SuaraJakarta.co, JAKARTA – Harga rumah yang terjangkau adalah tantangan kebijakan perkotaan di tiap waktu. Kebutuhan untuk mempunyai rumah sangat tinggi, tapi tak dapat dijangkau bagi mereka yang berada dalam kelompok sosial menengah ke bawah.
Harga tanah yang tinggi karena adanya spekulasi oleh para broker, memicu tingginya harga rumah, tak terkecuali di Jakarta dan kota-kota besar lainnya di dunia.
Ada rumah dan tanah yang berharga lebih rendah, tapi sayangnya, sering berlokasi jauh dari pusat kota. Tapi, itu berarti orang-orang harus berjalan lebih jauh dari rumah menuju tempat kerjanya.
“Di Jakarta, misalnya, harga rumah naik 18 persen tiap tahunnya. Sementara, rata-rata pendapatan kelas pekerja hanya naik maksimum 10-12 persen. Jadi, ada kesenjangan yang lebar antara harga dan kapasitas untuk membayar,” jelas Leilani Farha, pelapor khusus mengenai Hak untuk Kepemilikan Rumah yang ditunjuk oleh United Nations Human Right Council.
Besarnya kesenjangan ini menurutnya disebabkan terutama oleh adanya pandangan umum yaitu memperlakukan kebijakan rumah sebagai sebuah komoditas, bukan sebagai kebutuhan dan hak dasar manusia.
“Alhasil, masyarakat yang lebih memilih tetap tinggal di kota tapi dengan harga yang terjangkau, menempati tempat tinggal informal. seperti di bantaran kali, di bawah flyover, samping jalur kereta, dan sebagainya.
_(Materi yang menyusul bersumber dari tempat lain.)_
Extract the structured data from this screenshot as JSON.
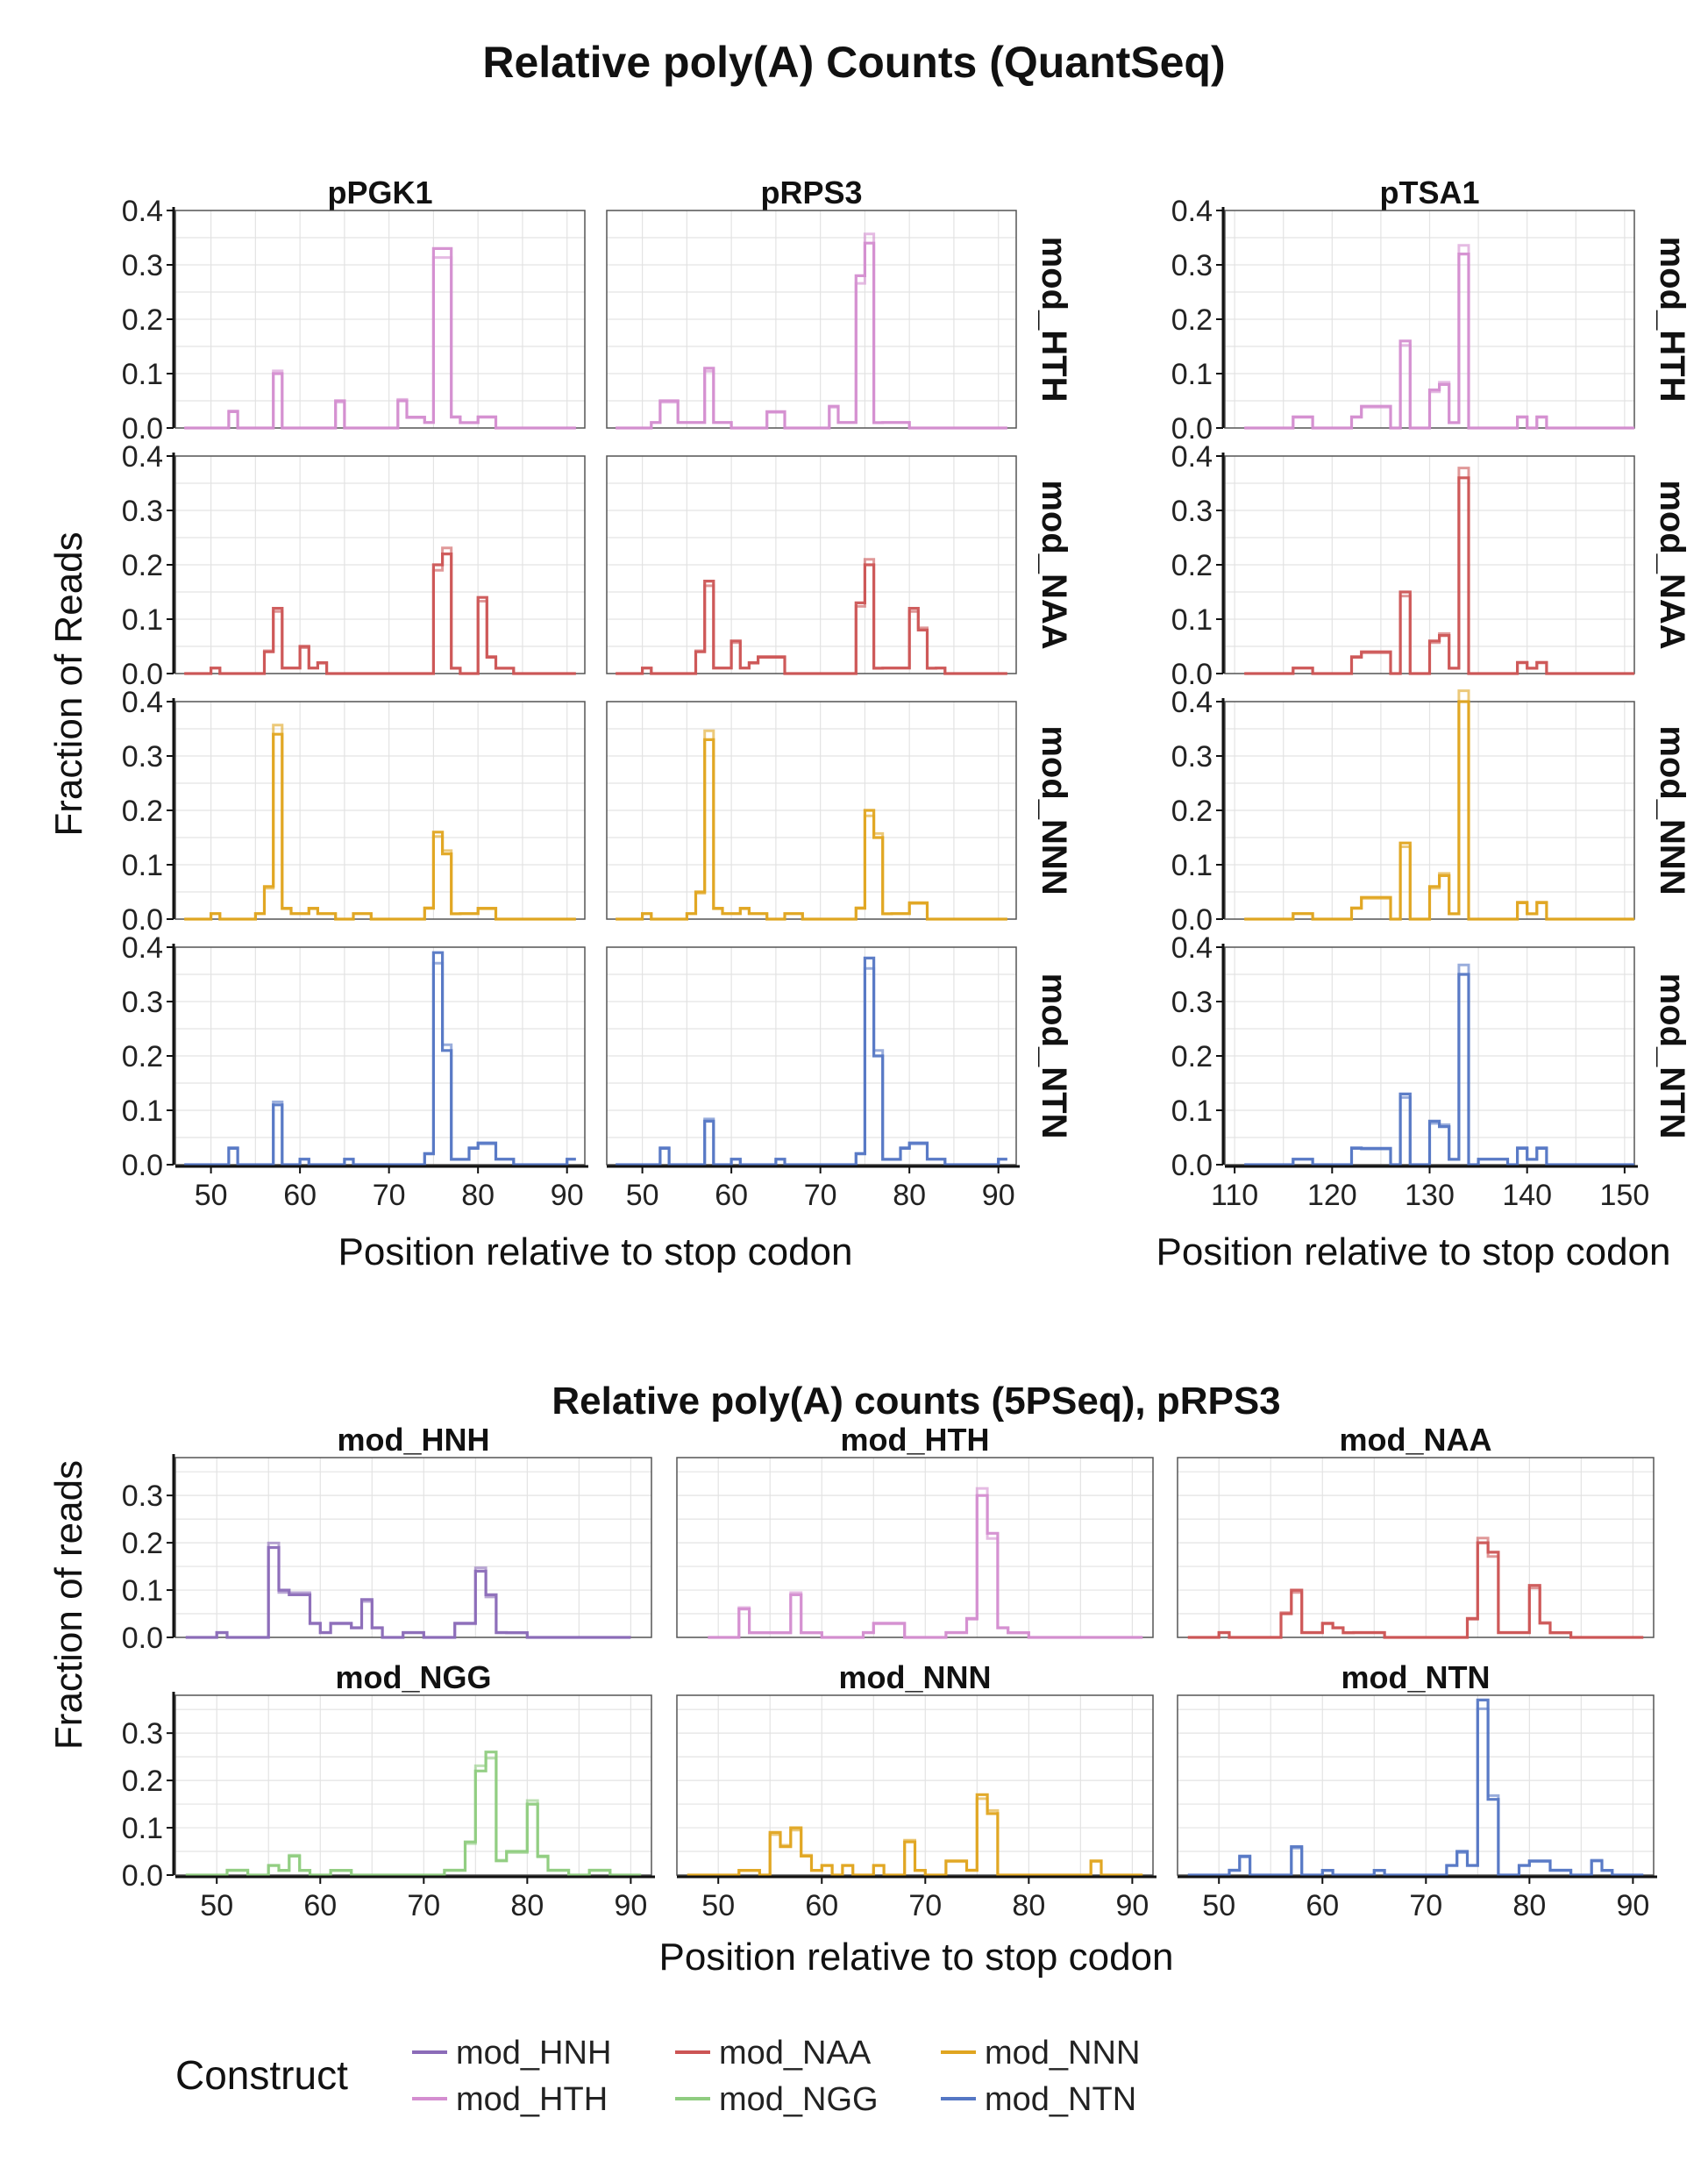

Dampaknya, mereka seringkali menjadi target dari penggusuran, seringnya dengan paksaan,” jelasnya di acara public lecture di Goethe Institute, Jakarta, Selasa (19/9).
Acara ini pun diprakarsai oleh Aktivis yang berasal dari Ruang Jakarta (Ruang Jakarta). Hadir para mahasiswa, arsitek, pengamat perkotaan, dan para pengambi kebijakan di DKI. (RDB)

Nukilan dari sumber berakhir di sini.